A ressurreição de Cristo não é um mero regresso à vida terrena, como o das ressurreições que Ele realizou antes da Páscoa: filha de Jairo, jovem de Naim e Lázaro. Esses factos eram milagrosos, mas as pessoas miraculadas reencontravam, pelo poder de Jesus, a vida terrena normal: em momento oportuno, voltariam a morrer. A ressurreição de Cristo é essencialmente diferente. No corpo ressuscitado, Ele passa do estado de morte a uma outra vida para lá do tempo e do espaço. O corpo ressuscitado de Cristo ficou cheio do poder do Espírito Santo, participando da vida divina no estado da sua glória, de tal modo que Paulo diz com propriedade que Jesus Cristo é o “homem celeste” (cf 1Cor 15,35-50).
A ressurreição é acontecimento transcendente
Ninguém foi testemunha ocular da ressurreição e nenhum evangelista a descreve. Por isso, como se canta no precónio pascal, a “noite bendita” foi “a única a ter conhecimento do tempo e da hora em que Cristo ressuscitou do sepulcro”. Ninguém pôde dizer como se deu fisicamente a sua ressurreição. Muito menos foi percetível aos sentidos a sua essência mais íntima, a passagem a uma outra vida. O acontecimento histórico comprovado pelo sinal do túmulo vazio e pela realidade dos encontros dos Apóstolos com o Ressuscitado não deixa de estar, naquilo em que transcende e ultrapassa a história, no próprio centro do mistério da fé. Foi por isso que o Ressuscitado não Se manifestou ao mundo, mas aos discípulos, “aos que tinham com Ele subido da Galileia a Jerusalém” e que são agora suas testemunhas junto do povo (cf At 13,31).

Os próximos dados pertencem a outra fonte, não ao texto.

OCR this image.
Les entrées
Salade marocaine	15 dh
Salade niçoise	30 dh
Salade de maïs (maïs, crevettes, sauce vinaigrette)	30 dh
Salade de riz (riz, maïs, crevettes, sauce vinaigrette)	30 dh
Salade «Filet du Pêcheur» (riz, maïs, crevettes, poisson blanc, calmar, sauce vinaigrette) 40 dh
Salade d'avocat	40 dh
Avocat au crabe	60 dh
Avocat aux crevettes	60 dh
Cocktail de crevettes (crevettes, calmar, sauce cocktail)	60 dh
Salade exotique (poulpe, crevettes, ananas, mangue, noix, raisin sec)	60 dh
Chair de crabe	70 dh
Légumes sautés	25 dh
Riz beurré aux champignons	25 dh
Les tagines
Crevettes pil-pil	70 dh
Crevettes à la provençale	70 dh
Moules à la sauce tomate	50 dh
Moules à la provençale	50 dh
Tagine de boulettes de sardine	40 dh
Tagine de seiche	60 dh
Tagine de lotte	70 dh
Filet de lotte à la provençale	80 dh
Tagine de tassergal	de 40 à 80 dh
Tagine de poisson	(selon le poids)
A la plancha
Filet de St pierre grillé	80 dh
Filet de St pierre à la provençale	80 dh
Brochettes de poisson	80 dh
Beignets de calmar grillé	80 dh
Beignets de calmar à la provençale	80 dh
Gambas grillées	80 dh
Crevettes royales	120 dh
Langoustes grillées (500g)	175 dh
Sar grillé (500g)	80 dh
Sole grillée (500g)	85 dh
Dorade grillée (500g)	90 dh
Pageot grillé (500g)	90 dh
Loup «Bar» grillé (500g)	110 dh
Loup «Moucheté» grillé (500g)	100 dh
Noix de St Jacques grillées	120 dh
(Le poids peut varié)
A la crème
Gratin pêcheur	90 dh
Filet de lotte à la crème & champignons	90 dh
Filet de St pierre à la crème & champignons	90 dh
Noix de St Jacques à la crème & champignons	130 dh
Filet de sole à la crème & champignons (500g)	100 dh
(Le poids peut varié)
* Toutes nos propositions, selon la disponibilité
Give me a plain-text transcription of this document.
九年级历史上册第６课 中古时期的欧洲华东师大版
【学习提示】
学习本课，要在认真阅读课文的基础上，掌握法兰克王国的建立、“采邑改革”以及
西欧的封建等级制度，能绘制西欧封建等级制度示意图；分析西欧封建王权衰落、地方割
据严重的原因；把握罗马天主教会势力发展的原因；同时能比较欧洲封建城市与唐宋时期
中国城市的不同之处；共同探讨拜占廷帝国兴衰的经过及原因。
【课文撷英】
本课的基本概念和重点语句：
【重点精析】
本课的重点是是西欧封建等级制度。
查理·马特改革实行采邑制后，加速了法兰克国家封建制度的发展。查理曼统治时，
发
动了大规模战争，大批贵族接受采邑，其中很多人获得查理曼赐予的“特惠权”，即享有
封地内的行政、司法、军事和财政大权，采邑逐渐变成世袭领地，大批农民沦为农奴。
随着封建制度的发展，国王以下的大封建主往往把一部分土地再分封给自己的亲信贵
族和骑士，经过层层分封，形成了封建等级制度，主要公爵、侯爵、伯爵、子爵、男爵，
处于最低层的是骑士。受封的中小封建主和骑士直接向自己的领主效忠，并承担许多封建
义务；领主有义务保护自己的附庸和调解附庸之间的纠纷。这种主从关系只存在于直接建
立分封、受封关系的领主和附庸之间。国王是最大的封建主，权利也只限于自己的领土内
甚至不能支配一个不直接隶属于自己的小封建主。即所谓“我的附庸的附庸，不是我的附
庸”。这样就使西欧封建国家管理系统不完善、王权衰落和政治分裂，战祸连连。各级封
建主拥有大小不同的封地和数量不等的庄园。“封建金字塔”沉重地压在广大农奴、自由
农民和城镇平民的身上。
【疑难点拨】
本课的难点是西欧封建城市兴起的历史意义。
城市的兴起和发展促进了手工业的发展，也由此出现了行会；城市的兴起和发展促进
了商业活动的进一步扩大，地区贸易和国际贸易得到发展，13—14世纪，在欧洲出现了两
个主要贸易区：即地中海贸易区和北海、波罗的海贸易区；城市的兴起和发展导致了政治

A ressurreição é obra da Santíssima Trindade
A ressurreição é objeto de fé por ser intervenção transcendente de Deus na criação e na história. Nela, as três pessoas divinas agem em conjunto e manifestam a sua originalidade: realizou-se pelo poder do Pai, que ressuscitou (At 2,24) Cristo seu Filho e introduziu de modo perfeito a sua humanidade com o seu corpo na Trindade. Jesus foi revelado Filho de Deus em todo o seu poder, pela sua ressurreição de entre os mortos (Rm 1,4). Paulo insiste na manifestação do poder de Deus por obra do Espírito, que vivificou a humanidade morta de Jesus e a chamou ao estado glorioso de Senhor. O Filho opera a própria ressurreição mercê do seu poder divino. Ele anuncia que o Filho do Homem deverá sofrer muito e, depois, ressuscitar (no sentido ativo da palavra). Aliás, é d’Ele a afirmação explícita: ‘Dou a minha vida para retomá-la [...] Tenho o poder de a dar e de a retomar (Jo 10,17-18). E “nós cremos que Jesus morreu e depois ressuscitou” (1 Ts 4,14).

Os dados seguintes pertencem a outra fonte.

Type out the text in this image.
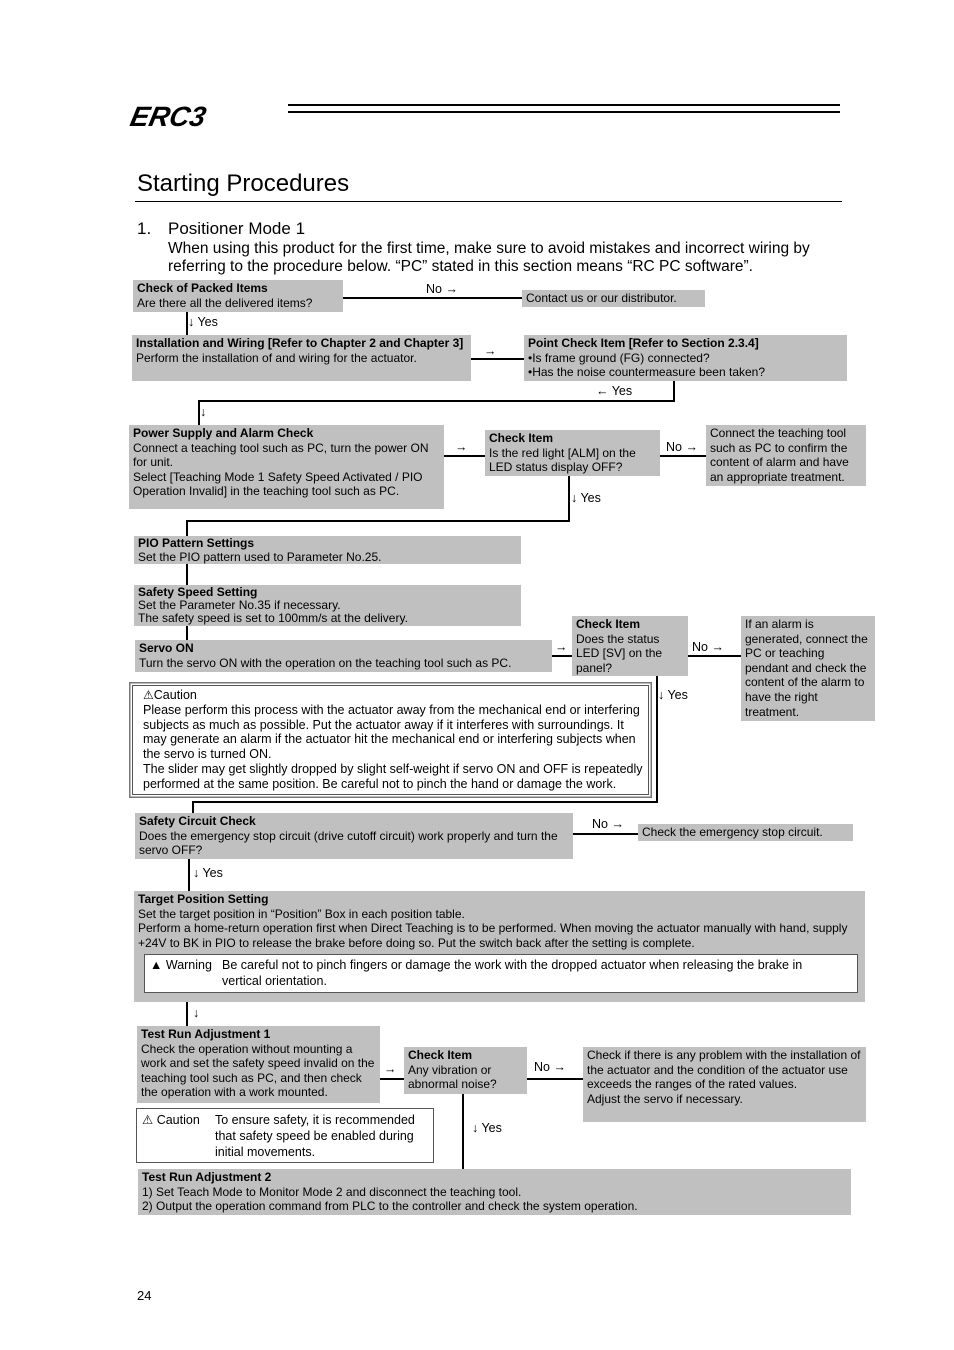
ERC3
Starting Procedures
1. Positioner Mode 1
When using this product for the first time, make sure to avoid mistakes and incorrect wiring by referring to the procedure below. “PC” stated in this section means “RC PC software”.
Check of Packed Items
Are there all the delivered items?	Contact us or our distributor.
Installation and Wiring [Refer to Chapter 2 and Chapter 3]
Perform the installation of and wiring for the actuator.
Point Check Item [Refer to Section 2.3.4]
• Is frame ground (FG) connected?
• Has the noise countermeasure been taken?
Power Supply and Alarm Check
Connect a teaching tool such as PC, turn the power ON for unit.
Select [Teaching Mode 1 Safety Speed Activated / PIO Operation Invalid] in the teaching tool such as PC.
Check Item
Is the red light [ALM] on the LED status display OFF?
Connect the teaching tool such as PC to confirm the content of alarm and have an appropriate treatment.
PIO Pattern Settings
Set the PIO pattern used to Parameter No.25.
Safety Speed Setting
Set the Parameter No.35 if necessary.
The safety speed is set to 100mm/s at the delivery.
Servo ON
Turn the servo ON with the operation on the teaching tool such as PC.
Check Item
Does the status LED [SV] on the panel?
If an alarm is generated, connect the PC or teaching pendant and check the content of the alarm to have the right treatment.
⚠Caution
Please perform this process with the actuator away from the mechanical end or interfering subjects as much as possible. Put the actuator away if it interferes with surroundings. It may generate an alarm if the actuator hit the mechanical end or interfering subjects when the servo is turned ON.
The slider may get slightly dropped by slight self-weight if servo ON and OFF is repeatedly performed at the same position. Be careful not to pinch the hand or damage the work.
Safety Circuit Check
Does the emergency stop circuit (drive cutoff circuit) work properly and turn the servo OFF?
Check the emergency stop circuit.
Target Position Setting
Set the target position in “Position” Box in each position table.
Perform a home-return operation first when Direct Teaching is to be performed. When moving the actuator manually with hand, supply +24V to BK in PIO to release the brake before doing so. Put the switch back after the setting is complete.
▲ Warning Be careful not to pinch fingers or damage the work with the dropped actuator when releasing the brake in vertical orientation.
Test Run Adjustment 1
Check the operation without mounting a work and set the safety speed invalid on the teaching tool such as PC, and then check the operation with a work mounted.
Check Item
Any vibration or abnormal noise?
Check if there is any problem with the installation of the actuator and the condition of the actuator use exceeds the ranges of the rated values.
Adjust the servo if necessary.
⚠ Caution To ensure safety, it is recommended that safety speed be enabled during initial movements.
Test Run Adjustment 2
1) Set Teach Mode to Monitor Mode 2 and disconnect the teaching tool.
2) Output the operation command from PLC to the controller and check the system operation.
No →
↓ Yes
→
← Yes
↓
→	No →
↓ Yes
→	No →
↓ Yes
No →
↓ Yes
↓
→	No →
↓ Yes
24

Os Santos Padres contemplam a ressurreição a partir da pessoa divina de Cristo, que ficou unida à sua alma e ao seu corpo, separados entre si pela morte. Assim Gregório de Nisa diz:
“Pela unidade da natureza divina, que continua presente em cada uma das duas partes do homem, estas unem-se de novo. Assim, a morte é produzida pela separação do composto humano e a ressurreição pela união das duas partes separadas.” (In Christi Ress. Hom. I: PG 46, 617B).

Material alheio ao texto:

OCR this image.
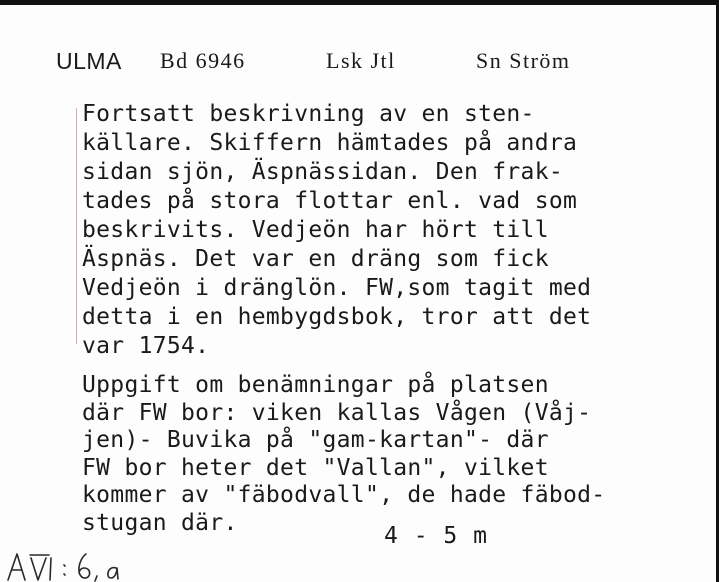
ULMA Bd 6946	Lsk Jtl	Sn Ström
Fortsatt beskrivning av en sten-
källare. Skiffern hämtades på andra
sidan sjön, Äspnässidan. Den frak-
tades på stora flottar enl. vad som
beskrivits. Vedjeön har hört till
Äspnäs. Det var en dräng som fick
Vedjeön i dränglön. FW,som tagit med
detta i en hembygdsbok, tror att det
var 1754.
Uppgift om benämningar på platsen
där FW bor: viken kallas Vågen (Våj-
jen)- Buvika på "gam-kartan"- där
FW bor heter det "Vallan", vilket
kommer av "fäbodvall", de hade fäbod-
stugan där.
4 - 5 m
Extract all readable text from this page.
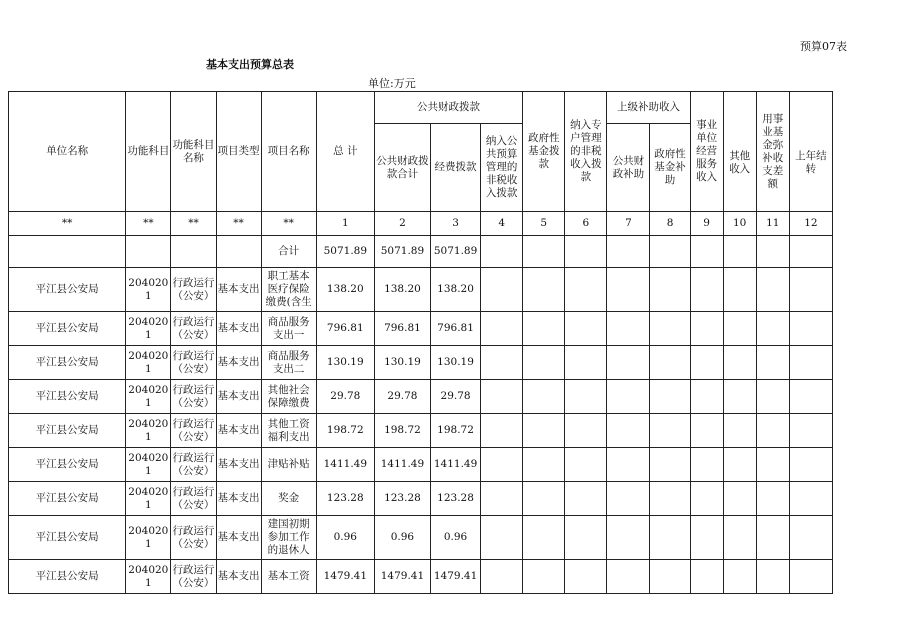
预算07表
基本支出预算总表
单位:万元
单位名称	功能科目	功能科目名称	项目类型	项目名称	总 计	公共财政拨款			政府性基金拨款	纳入专户管理的非税收入拨款	上级补助收入		事业单位经营服务收入	其他收入	用事业基金弥补收支差额	上年结转
						公共财政拨款合计	经费拨款	纳入公共预算管理的非税收入拨款			公共财政补助	政府性基金补助				
**	**	**	**	**	1	2	3	4	5	6	7	8	9	10	11	12
				合计	5071.89	5071.89	5071.89									

平江县公安局	2040201	行政运行（公安）	基本支出	职工基本医疗保险缴费(含生	138.20	138.20	138.20									

平江县公安局	2040201	行政运行（公安）	基本支出	商品服务支出一	796.81	796.81	796.81									

平江县公安局	2040201	行政运行（公安）	基本支出	商品服务支出二	130.19	130.19	130.19									

平江县公安局	2040201	行政运行（公安）	基本支出	其他社会保障缴费	29.78	29.78	29.78									

平江县公安局	2040201	行政运行（公安）	基本支出	其他工资福利支出	198.72	198.72	198.72									

平江县公安局	2040201	行政运行（公安）	基本支出	津贴补贴	1411.49	1411.49	1411.49									

平江县公安局	2040201	行政运行（公安）	基本支出	奖金	123.28	123.28	123.28									

平江县公安局	2040201	行政运行（公安）	基本支出	建国初期参加工作的退休人	0.96	0.96	0.96									

平江县公安局	2040201	行政运行（公安）	基本支出	基本工资	1479.41	1479.41	1479.41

Alcance salvífico da ressurreição
Se Cristo não ressuscitou, a nossa pregação é vã e é vã a vossa fé” (1Cor 15,14). Assim, a ressurreição é a confirmação de quanto Jesus fez e ensinou. A verdade da autoridade divina de Jesus encontra a justificação no facto de Cristo ter dado a sua prova definitiva ressuscitando. A ressurreição de Cristo é o cumprimento das promessas do Antigo Testamento e de Jesus durante a sua vida terrena – o que fica vincado na expressão “segundo as Escrituras”. A ressurreição confirma a verdade da divindade de Jesus, pois Ele disse: “Quando elevardes o Filho do Homem, sabereis que “Eu Sou” (Jo 8,28). Assim, a ressurreição do Crucificado garante que Ele é efetivamente o “Eu Sou”, o Filho de Deus e Ele próprio Deus. Paulo pôde, por isso, declarar:
“E nós vos anunciamos a Boa Nova de que a promessa feita aos nossos pais, cumpriu-a Deus para os filhos deles ao ressuscitar Jesus, como justamente está escrito no Salmo segundo: ‘Tu és meu Filho, Eu gerei-Te hoje’.” (At 13,32-33).
O mistério da ressurreição de Cristo está estreitamente ligado ao mistério da Encarnação do Verbo. É dele o cumprimento, segundo o desígnio eterno de Deus.
E há um duplo aspeto no mistério pascal: pela sua morte, Cristo liberta-nos do pecado; e, pela sua ressurreição, abre-nos o acesso a uma nova vida. Esta é a justificação que nos repõe na graça de Deus, “para que, tal como Cristo ressuscitou dos mortos [...], também nós vivamos uma vida nova” (Rm 6,4), que consiste na vitória sobre a morte do pecado e na nova participação na graça; e realiza a adoção filial, porque os homens se tornam irmãos de Cristo, como Jesus chama aos discípulos após a ressurreição: ‘Ide anunciar aos meus irmãos (Mt 28,10) – irmãos, não por natureza, mas por dom da graça, porque esta filiação adotiva proporciona a participação real na vida do Filho, plenamente revelada na ressurreição. Por fim, a ressurreição de Cristo – e o próprio Cristo – é princípio e fonte da nossa ressurreição futura, como assegura Paulo: 
“Cristo ressuscitou dos mortos como primícias dos que morreram [...]. Do mesmo modo que em Adão todos morreram, assim também em Cristo serão todos restituídos à vida” (1Cor 15,20-22).
Na expectativa de que este desígnio se realize, o Ressuscitado vive no coração dos fiéis. N’Ele, os cristãos ‘saboreiam as maravilhas do mundo vindouro’ (Heb 6,5) e a sua vida é atraída por Cristo para o seio da plena vida divina “para que os vivos deixem de viver para si próprios e vivam para Aquele que morreu e ressuscitou por eles” (2Cor 5,15).
***
Por isso, purifiquemo-nos do fermento velho da malícia e celebremos festivamente a Páscoa com os pães ázimos da pureza e da verdade (cf 1Cor 5,7.8) aspirando sempre às coisas do Alto onde Cristo, que é a nossa vida, Se encontra (cf Cl 3,2.4).